Comme toujours tout dépend de ton chiffre de ventes, forcément. L’argent ne fait pas le bonheur mais il peut y contribuer. Aux Joyeux Pendus nous ne faisons pas cela pour l’argent – même si bien entendu nous n’avons rien contre ! – mais plus par tentative de s’élever tous ensemble dans la société. L’argent peut être un frein car évidemment plus tu fais de publicité dans les médias plus on entendra parler de ton livre, mais la publicité coûte parfois cher. La difficulté se situe ici à arriver à se faire connaître nationalement. L’avantage ? Il n’y en a pas vraiment… peut-être un plus grand choix au niveau éditorial, mais ce choix peut vite s’avérer cornélien. Par exemple, on peut partir sur un livre complètement barré, qu’on adore, mais dont on sait qu’il va générer peu de ventes. S’il y a peu de ventes, il y a donc peu de rentrées d’argent au sein de l’association et ainsi moins la possibilité de publier d’autres auteurs. Donc, comme on le voit l’avantage d’une certaine liberté d’action peut vite se retourner contre soi. Il faut toujours penser, au final, à avoir un perpétuel équilibre budgétaire, car le but est de publier le plus d’auteurs possible.

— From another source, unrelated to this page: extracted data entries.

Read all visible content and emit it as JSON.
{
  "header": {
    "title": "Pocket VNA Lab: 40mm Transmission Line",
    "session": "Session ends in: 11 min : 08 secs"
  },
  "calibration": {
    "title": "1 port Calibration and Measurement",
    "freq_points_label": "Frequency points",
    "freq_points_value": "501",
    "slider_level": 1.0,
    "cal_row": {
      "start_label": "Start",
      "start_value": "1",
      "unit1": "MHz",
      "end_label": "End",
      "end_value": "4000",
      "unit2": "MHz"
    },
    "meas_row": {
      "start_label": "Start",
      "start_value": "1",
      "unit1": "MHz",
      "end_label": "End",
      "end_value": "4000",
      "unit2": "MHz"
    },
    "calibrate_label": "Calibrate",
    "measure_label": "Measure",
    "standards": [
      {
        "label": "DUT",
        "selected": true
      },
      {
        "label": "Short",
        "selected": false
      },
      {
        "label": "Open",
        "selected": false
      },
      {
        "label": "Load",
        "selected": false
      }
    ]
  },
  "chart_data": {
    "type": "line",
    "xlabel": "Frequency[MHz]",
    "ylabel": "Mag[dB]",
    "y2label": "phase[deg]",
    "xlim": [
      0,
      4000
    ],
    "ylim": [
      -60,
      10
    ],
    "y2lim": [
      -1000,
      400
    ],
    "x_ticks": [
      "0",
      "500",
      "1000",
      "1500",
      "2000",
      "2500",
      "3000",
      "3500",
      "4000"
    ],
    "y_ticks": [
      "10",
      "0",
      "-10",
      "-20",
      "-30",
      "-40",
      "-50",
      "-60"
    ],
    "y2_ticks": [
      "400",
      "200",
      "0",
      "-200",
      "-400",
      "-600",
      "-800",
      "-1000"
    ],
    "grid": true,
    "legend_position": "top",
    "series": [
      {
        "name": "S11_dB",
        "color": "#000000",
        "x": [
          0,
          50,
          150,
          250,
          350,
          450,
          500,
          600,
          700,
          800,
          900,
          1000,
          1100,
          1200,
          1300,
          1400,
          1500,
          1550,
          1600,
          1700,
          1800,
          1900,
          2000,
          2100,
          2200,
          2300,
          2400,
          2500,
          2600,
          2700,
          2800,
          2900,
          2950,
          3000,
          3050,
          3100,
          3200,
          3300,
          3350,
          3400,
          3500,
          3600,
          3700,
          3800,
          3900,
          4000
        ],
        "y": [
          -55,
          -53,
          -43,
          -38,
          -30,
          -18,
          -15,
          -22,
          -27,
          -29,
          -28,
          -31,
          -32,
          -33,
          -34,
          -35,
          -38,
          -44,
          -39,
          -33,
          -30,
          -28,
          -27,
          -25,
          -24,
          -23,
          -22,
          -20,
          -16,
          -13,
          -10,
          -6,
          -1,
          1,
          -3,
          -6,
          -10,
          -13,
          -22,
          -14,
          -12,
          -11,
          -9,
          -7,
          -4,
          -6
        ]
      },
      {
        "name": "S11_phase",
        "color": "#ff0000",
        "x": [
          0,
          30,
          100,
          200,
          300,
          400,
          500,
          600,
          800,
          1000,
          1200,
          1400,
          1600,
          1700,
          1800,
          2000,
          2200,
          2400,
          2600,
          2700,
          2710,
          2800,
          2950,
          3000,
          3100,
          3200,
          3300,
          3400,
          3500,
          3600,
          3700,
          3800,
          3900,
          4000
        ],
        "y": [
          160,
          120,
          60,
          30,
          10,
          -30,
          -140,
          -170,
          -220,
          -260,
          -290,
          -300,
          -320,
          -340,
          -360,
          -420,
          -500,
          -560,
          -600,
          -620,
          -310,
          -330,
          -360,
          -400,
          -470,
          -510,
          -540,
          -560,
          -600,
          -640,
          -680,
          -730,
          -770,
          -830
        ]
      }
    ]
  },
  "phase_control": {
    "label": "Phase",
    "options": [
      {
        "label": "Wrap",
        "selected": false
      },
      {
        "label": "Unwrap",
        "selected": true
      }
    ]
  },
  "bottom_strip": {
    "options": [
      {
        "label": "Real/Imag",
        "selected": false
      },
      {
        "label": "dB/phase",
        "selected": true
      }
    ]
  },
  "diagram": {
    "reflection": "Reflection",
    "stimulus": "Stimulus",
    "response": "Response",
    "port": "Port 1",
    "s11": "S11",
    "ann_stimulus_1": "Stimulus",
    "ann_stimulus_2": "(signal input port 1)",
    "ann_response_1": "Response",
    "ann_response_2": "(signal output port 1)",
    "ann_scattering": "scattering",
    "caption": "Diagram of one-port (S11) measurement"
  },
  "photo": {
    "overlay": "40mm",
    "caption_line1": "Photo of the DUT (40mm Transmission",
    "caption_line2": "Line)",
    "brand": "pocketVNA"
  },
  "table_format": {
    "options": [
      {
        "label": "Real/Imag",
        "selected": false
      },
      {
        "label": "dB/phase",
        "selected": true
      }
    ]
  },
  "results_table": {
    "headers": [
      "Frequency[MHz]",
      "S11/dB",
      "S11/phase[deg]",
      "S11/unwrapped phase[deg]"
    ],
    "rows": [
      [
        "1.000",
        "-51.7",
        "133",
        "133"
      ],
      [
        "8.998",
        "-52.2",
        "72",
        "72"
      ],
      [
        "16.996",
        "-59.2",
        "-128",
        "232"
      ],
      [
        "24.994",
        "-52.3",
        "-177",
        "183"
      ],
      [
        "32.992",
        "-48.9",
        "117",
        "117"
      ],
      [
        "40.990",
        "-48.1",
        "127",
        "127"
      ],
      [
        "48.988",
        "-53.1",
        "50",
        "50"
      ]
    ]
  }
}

Quels sont les ouvrages que tu présenteras à la Fête du livre ?

Nos ouvrages « locaux » sur les anciens mineurs stéphanois, « Gueules Noires de Sainté et d’ailleurs » ceux sur l’ASSE des années 60 à aujourd’hui, les deux tomes de « La Vie en Vert », des polars, de la poésie, du rock, de la sociologie ! À noter la présence d’Olivier Gardon sous le grand chapiteau – les éditions, elles, seront place Dorian au village des éditeurs stéphanois – en dédicace de son livre « Au Service de votre folie » racontant l’univers psychiatrique dans sa diversité : c’est une immersion dans son travail. On y trouve la vie auprès des patients comme du personnel médical, des parents aussi. C’est rempli d’anecdotes sur la gestion de la maladie mais aussi de la violence parfois, sans oublier quelques histoires d’amour. C’est vraiment le reflet de notre société, de notre époque.

Justement, que penses-tu de l’installation des éditeurs stéphanois place Dorian ?

Que c’est une très bonne chose. Depuis quelques années les choses vont dans le bon sens avec la municipalité et tout le monde ne peut que s’en féliciter. Il n’y avait jadis, que très peu de place pour les éditeurs stéphanois. Or les éditeurs locaux sont stéphanois, aiment leur ville et la représentent. Nous faisons passer des messages, nous rencontrons la population, nous sommes des acteurs actifs de la ville. En allant place Dorian, nous nous rapprochons géographiquement et peut-être « psychologiquement » du grand chapiteau. Comme toujours, l’union fait la force.